Western governments that wield significant decision-making power in the IMF through its quota-based system could demand several reforms with this in mind. The first order of business is to tighten anti-corruption measures and demand more transparency to increase the impact of public spending. Precedents already exists. In 2020, the IMF compelled Cairo to publish all its COVID-19-related spending, procurement plans, and contracts it awarded. Also, as part of the most recent deal with the IMF, Egypt promised to include its army-affiliated SOEs in its list of state entities that publish annual expenditure reports. During the next round, the IMF could take this further and demand complete transparency on how its dollars are spent, and demand accountability mechanisms as well as oversight bodies to ensure efficient spending. In practice, this could mean establishing a public online register that tracks expenditures from the moment of transfer to the point at which deliverables are produced. This would also be a useful tool in countering military or political resistance to the implementation of IMF reforms.
The second order of business is to demand reforms that somewhat loosen the Egyptian army’s tight grip on the national economy. This is a legitimate intervention from the IMF’s point of view since the extensive economic involvement of the Egyptian army arguably undermines the feasibility and effectiveness of IMF reform programs. Whereas the IMF used to ignore the army’s privileged position within the Egyptian economy, its July 2021 loan review implied that SOEs affiliated with the army should be included in public sector reforms. Recently, the Egyptian government agreed to bring army-affiliated SOEs within the scope of the IMF reforms. On top of that, it abolished exemptions for army-affiliated enterprises from taxes, financial regulations and inspections. Such changes can begin to restore a balance between the private and the public sector. As these issues will likely be resisted by the military establishment, donor insistence with the IMF to stand firm is essential, and so is tight monitoring of implementation.

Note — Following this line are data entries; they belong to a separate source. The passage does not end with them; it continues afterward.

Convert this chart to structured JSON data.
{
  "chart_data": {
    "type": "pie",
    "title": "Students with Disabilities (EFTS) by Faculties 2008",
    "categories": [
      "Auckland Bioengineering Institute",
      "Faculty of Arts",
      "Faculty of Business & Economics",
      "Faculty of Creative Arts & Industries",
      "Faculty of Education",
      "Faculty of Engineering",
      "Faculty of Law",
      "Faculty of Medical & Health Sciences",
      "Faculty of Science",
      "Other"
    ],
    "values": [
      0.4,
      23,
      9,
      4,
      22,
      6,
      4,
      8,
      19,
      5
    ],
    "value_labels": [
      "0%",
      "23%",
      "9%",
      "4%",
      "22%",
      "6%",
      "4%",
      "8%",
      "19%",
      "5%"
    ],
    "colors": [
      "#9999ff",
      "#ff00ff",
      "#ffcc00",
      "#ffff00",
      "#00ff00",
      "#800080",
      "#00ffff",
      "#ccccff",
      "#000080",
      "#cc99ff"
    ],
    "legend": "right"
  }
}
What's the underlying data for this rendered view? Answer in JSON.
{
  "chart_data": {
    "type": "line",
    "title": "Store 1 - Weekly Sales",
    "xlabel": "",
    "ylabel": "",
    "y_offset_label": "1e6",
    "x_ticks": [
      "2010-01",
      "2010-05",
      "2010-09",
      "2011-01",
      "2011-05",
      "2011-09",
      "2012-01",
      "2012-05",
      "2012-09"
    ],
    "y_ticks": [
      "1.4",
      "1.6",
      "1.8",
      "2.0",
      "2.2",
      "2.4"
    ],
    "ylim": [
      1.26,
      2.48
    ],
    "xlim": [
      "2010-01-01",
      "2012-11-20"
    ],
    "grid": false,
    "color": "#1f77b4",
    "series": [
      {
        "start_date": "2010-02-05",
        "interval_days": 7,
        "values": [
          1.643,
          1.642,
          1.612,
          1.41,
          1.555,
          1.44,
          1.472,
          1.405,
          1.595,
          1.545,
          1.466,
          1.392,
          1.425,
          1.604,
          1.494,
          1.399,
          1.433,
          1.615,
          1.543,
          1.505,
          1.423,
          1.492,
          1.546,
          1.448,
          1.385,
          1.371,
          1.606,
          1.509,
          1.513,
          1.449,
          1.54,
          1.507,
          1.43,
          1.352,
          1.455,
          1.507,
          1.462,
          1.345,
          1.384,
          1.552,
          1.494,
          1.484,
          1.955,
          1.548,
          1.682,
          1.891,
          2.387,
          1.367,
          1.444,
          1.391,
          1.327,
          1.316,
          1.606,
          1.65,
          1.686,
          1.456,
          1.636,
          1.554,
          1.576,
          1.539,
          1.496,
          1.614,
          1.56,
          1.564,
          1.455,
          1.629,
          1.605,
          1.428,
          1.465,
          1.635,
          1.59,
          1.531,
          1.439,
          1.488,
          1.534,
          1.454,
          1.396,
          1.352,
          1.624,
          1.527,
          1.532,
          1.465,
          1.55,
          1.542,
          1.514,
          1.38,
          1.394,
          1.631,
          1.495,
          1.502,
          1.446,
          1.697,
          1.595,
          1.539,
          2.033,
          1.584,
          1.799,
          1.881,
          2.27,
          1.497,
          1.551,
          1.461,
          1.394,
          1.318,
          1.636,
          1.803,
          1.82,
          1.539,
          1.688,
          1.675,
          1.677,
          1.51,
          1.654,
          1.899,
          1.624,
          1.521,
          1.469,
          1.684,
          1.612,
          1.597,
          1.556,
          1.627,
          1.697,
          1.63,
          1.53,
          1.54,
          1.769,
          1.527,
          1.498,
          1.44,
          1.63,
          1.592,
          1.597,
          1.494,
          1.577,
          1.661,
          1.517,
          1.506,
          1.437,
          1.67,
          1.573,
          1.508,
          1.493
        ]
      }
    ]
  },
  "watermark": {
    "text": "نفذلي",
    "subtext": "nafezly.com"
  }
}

These two points are only choices from a range of options that are compatible with the mandate of the IMF and feasible in the context of Egypt’s military-dominated political economy. The IMF and donor countries should leverage Cairo’s precarious financial situation and its dependence on foreign loans to make such conditions a reality and push for more structural reform within the broad parameters of Egypt’s authoritarian political settlement. During the next round of negotiations, the IMF should therefore persist with the more assertive strategy that it pursued during the recent negotiations. At the right moment, a bit of pressure might go a long way.